|12 Oct 2008 @ 16:43, by Max Sandor|
These days the redistribution of wealth continues with another large step. Let us consider for a moment the impossibility that the recent crisis was NOT being engineered from its beginning to its end: what are the systemic flaws that made it possible in the first place?
OK, OK! Everybody knows the game is rigged, the nations, instead of printing money themselves, let 'banks' do it for them and then BUY the money that would rightfully be their own at full face value instead of the cost of paper. On top of it they then pay interest on these fictitious loans. The insanity of this is so obvious that any and all of those journalists that are whining about the current 'monetary' crisis make themselves accomplices of this rotten scheme.
In any case the current situation is an invitation to look at the life cycles of systems that contain 'systemic flaws', a subject of study that is still grossly neglected and undervalued. It seems...
the 'world' is so dominated by 'cartesian thinking' that the obvious remains not only unseen but is being outright refused.
In contrast to systemic flaws, the occurence of 'particle flaws' are detectable immediately. A part of the whole either works or it doesn't. This circumstance makes the mechanistic, cartesian view so appealing and 'comprehensive'. A system, however, is 'self-correcting' and 'redundant' to the degree that it is dynamic, that it is 'alive'. In case of a flaw in some components or substructures, a system will compensate in other parts of itself and thus the problem itself easily shifts out of view. The cartesian thinker, unable to see the system as a whole, will now readily assume that the system's compensation is the error itself. The result is what we witness in today's mainstream medicine: treating symptoms instead of removing causes.
So it's time to pull my pet theory on the origin of systemic flaws out of the drawer: inverse statistics or, better perhaps, inverse exchange. The classic example is modern medicine: the more sickness is around, the more money is being made by the 'healers in command'. The less is being healed effectively today, the more the profit can continue in the future. Preferably the patient doesn't die completely as long as he still has some money left to pay for medical bills and pills.
How does this principle apply to the current confusion in the money markets?
First of all, if the systemic flaw is not being removed, any 'fix' of parts of the system will only prolong the illness of the system of the whole and never restore its full health. Which means, if the nations buy back what was originally rightfully their own, namely the money in the banks, nothing is solved except that the rich are getting richer and the poor are getting poorer. It is like paying thieves to buy back what was stolen and then still hand them out a hefty reward.
But is the maneuver of pretending that the money 'supply' would not be created out of thin air the only systemic flaw in today's economy? Would the elimination of private banks really already cure the system?
Let us look at some other particularities. First of all, the existence of artificial entities like 'corporations' is clearly a systemic anomaly. A synthetic entity is not a true person, it has no innate responsibility. It can hide their owners and it can change their operators and, in many legislations, it can even change its name. But the true trick is that is has no criminal record like a citizen and it can escape justice and continue evil-doing just by paying a few fines.
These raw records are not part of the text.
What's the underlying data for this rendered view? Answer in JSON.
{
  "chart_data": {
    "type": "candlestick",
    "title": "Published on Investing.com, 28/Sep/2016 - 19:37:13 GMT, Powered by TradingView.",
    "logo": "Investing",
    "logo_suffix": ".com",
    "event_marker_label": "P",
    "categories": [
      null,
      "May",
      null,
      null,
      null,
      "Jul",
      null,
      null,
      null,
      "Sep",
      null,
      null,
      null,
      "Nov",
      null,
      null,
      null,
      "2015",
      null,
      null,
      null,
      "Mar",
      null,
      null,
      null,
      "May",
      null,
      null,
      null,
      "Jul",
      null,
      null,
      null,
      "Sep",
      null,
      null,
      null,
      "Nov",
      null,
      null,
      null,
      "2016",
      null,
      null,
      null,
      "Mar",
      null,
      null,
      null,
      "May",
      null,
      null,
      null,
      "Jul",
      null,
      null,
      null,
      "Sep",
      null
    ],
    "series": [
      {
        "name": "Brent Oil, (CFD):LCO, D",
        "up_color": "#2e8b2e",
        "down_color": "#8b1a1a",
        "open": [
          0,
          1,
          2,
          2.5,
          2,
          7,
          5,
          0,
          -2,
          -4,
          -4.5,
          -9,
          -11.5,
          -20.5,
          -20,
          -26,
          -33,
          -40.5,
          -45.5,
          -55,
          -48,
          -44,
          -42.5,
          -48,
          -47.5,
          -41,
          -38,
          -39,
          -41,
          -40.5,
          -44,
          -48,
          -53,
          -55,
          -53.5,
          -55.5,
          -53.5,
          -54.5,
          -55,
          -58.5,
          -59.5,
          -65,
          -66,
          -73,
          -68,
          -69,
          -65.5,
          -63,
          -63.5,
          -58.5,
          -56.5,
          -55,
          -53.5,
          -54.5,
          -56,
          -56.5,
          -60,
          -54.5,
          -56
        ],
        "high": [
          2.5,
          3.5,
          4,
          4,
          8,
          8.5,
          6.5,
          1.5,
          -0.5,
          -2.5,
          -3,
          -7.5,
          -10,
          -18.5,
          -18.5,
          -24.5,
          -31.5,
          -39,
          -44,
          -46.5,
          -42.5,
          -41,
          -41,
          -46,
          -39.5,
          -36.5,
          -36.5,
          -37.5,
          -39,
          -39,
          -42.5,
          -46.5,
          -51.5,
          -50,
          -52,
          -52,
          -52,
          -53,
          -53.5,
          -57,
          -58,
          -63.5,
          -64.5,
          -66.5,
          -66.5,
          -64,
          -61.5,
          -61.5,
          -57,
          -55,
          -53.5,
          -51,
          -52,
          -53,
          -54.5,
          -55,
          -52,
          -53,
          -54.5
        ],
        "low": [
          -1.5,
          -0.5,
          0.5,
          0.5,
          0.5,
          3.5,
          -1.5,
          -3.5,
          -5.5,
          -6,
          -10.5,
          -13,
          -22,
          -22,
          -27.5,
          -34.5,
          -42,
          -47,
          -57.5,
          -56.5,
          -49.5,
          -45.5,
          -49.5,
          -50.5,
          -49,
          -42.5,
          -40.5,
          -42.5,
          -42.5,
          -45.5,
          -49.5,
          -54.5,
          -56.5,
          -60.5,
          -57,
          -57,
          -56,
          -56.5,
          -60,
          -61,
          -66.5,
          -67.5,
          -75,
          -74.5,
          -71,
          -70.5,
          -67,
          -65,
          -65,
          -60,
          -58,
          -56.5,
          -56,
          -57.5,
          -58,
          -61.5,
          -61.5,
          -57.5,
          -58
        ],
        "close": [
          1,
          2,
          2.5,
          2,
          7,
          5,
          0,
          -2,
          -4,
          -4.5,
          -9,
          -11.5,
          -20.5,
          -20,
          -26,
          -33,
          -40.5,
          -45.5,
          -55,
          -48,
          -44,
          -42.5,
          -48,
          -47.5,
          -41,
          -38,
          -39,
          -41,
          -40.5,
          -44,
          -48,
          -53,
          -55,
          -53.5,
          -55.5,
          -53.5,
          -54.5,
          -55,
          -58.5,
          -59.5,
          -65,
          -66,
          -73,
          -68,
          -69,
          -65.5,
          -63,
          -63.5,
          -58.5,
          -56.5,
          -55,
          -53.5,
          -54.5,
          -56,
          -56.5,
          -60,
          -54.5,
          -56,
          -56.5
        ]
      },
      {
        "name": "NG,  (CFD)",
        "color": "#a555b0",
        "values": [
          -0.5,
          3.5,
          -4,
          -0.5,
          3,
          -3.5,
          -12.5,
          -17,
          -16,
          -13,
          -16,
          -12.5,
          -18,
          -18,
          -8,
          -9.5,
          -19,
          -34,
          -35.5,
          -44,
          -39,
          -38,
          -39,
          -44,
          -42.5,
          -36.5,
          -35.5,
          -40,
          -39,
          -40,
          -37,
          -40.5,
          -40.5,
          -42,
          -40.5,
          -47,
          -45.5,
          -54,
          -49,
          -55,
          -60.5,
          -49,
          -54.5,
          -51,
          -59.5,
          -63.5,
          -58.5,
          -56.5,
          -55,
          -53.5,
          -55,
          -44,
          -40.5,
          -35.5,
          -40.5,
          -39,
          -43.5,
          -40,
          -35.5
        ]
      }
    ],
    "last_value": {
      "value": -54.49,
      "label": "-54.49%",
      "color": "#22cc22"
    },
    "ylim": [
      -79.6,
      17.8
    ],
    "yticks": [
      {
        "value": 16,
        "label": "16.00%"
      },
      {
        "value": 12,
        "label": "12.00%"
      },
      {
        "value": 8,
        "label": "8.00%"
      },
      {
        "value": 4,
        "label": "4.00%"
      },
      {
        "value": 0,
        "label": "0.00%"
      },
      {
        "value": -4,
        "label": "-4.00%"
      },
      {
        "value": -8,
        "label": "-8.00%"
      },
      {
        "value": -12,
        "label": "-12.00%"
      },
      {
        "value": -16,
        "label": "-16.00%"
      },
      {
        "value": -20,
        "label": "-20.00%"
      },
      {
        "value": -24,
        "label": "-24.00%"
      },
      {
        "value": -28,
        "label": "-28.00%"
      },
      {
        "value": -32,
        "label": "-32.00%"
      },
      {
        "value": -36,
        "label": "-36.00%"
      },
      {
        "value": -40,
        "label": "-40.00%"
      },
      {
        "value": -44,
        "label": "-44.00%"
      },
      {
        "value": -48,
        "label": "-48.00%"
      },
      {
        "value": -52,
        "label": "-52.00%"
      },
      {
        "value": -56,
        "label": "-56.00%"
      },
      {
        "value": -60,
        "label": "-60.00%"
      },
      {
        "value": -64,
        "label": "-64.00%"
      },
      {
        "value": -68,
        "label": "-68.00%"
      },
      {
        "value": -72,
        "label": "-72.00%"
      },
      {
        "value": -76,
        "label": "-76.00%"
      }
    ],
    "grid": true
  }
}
Secondly, the existence of usury, interest on debt, may not only be part of the problem but really at the source of it all. This has been predicted centuries ago at a time when these taxes were still considered unethical and were outlawed. It was outlawed already at the time of the Old Testament. With a few calculations anybody can verify mathematically that whoever receives money on lending money is CREATING money and that this money will undoubtedly accumulate for the party that is lending the money until a final collapse of the entire system.
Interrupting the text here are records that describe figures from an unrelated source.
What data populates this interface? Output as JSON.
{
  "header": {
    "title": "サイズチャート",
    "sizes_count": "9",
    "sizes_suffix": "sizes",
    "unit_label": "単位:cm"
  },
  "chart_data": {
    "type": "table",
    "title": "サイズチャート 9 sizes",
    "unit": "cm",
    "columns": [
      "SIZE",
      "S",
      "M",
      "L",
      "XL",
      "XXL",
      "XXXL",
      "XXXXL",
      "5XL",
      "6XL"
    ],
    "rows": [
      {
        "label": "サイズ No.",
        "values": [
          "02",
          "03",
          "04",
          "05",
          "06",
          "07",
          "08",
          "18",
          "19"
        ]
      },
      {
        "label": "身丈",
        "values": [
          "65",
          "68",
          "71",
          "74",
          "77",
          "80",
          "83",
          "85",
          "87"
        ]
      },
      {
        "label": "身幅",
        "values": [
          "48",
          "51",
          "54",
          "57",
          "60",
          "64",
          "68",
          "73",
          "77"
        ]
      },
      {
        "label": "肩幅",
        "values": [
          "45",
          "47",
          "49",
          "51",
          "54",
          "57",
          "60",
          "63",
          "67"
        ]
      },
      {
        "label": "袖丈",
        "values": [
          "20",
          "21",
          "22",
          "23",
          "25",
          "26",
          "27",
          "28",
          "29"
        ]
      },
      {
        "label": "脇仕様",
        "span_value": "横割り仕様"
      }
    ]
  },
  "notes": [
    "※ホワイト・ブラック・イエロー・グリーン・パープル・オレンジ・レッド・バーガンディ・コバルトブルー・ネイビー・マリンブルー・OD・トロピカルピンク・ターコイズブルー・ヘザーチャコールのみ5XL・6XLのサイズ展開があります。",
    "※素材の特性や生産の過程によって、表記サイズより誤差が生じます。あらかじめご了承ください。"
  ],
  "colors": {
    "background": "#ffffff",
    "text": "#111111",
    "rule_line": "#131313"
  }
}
Both of the points above are the basic tools of 'banks' and the general population has been brainwashed by the mass media to believe that they are inevitable or even absolutely necessary for our survival.
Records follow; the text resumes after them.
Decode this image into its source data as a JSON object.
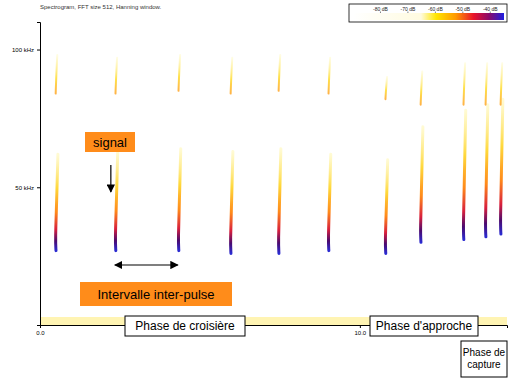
{
  "chart_data": {
    "type": "spectrogram",
    "title": "Spectrogram, FFT size 512, Hanning window.",
    "xlim": [
      0,
      14.6
    ],
    "xticks": [
      {
        "value": 0,
        "label": "0.0"
      },
      {
        "value": 10,
        "label": "10.0"
      }
    ],
    "ylim": [
      0,
      110
    ],
    "yticks": [
      {
        "value": 50,
        "label": "50 kHz"
      },
      {
        "value": 100,
        "label": "100 kHz"
      }
    ],
    "pulses": {
      "t": [
        0.47,
        2.34,
        4.31,
        5.94,
        7.44,
        9.0,
        10.78,
        11.88,
        13.22,
        13.91,
        14.38
      ],
      "f_high": [
        62,
        63,
        64,
        63,
        64,
        62,
        60,
        72,
        78,
        80,
        82
      ],
      "f_low": [
        27,
        27,
        27,
        26,
        26,
        27,
        26,
        30,
        31,
        32,
        33
      ],
      "harmonic_high": [
        98,
        97,
        98,
        97,
        98,
        97,
        90,
        92,
        95,
        95,
        95
      ],
      "harmonic_low": [
        84,
        84,
        85,
        84,
        85,
        84,
        82,
        80,
        80,
        80,
        80
      ]
    },
    "colorbar": {
      "range": [
        -90,
        -35
      ],
      "ticks": [
        {
          "value": -80,
          "label": "-80 dB"
        },
        {
          "value": -70,
          "label": "-70 dB"
        },
        {
          "value": -60,
          "label": "-60 dB"
        },
        {
          "value": -50,
          "label": "-50 dB"
        },
        {
          "value": -40,
          "label": "-40 dB"
        }
      ]
    },
    "annotations": {
      "signal": "signal",
      "interval": "Intervalle inter-pulse",
      "phases": [
        "Phase de croisière",
        "Phase d'approche",
        "Phase de capture"
      ]
    }
  }
}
If these systemic flaws are not being fixed, the patient will not heal even if it survives. And survive it will, because the problem has been created artificially and is being controlled at any moment. The strategy is clear: after a few years, the nations will allow the bankers to continue looting the world, just as in many parts of the world they are giving away their highways and their telephone networks to corporations who (or which?) do not have any other goal than to maximize their own profit.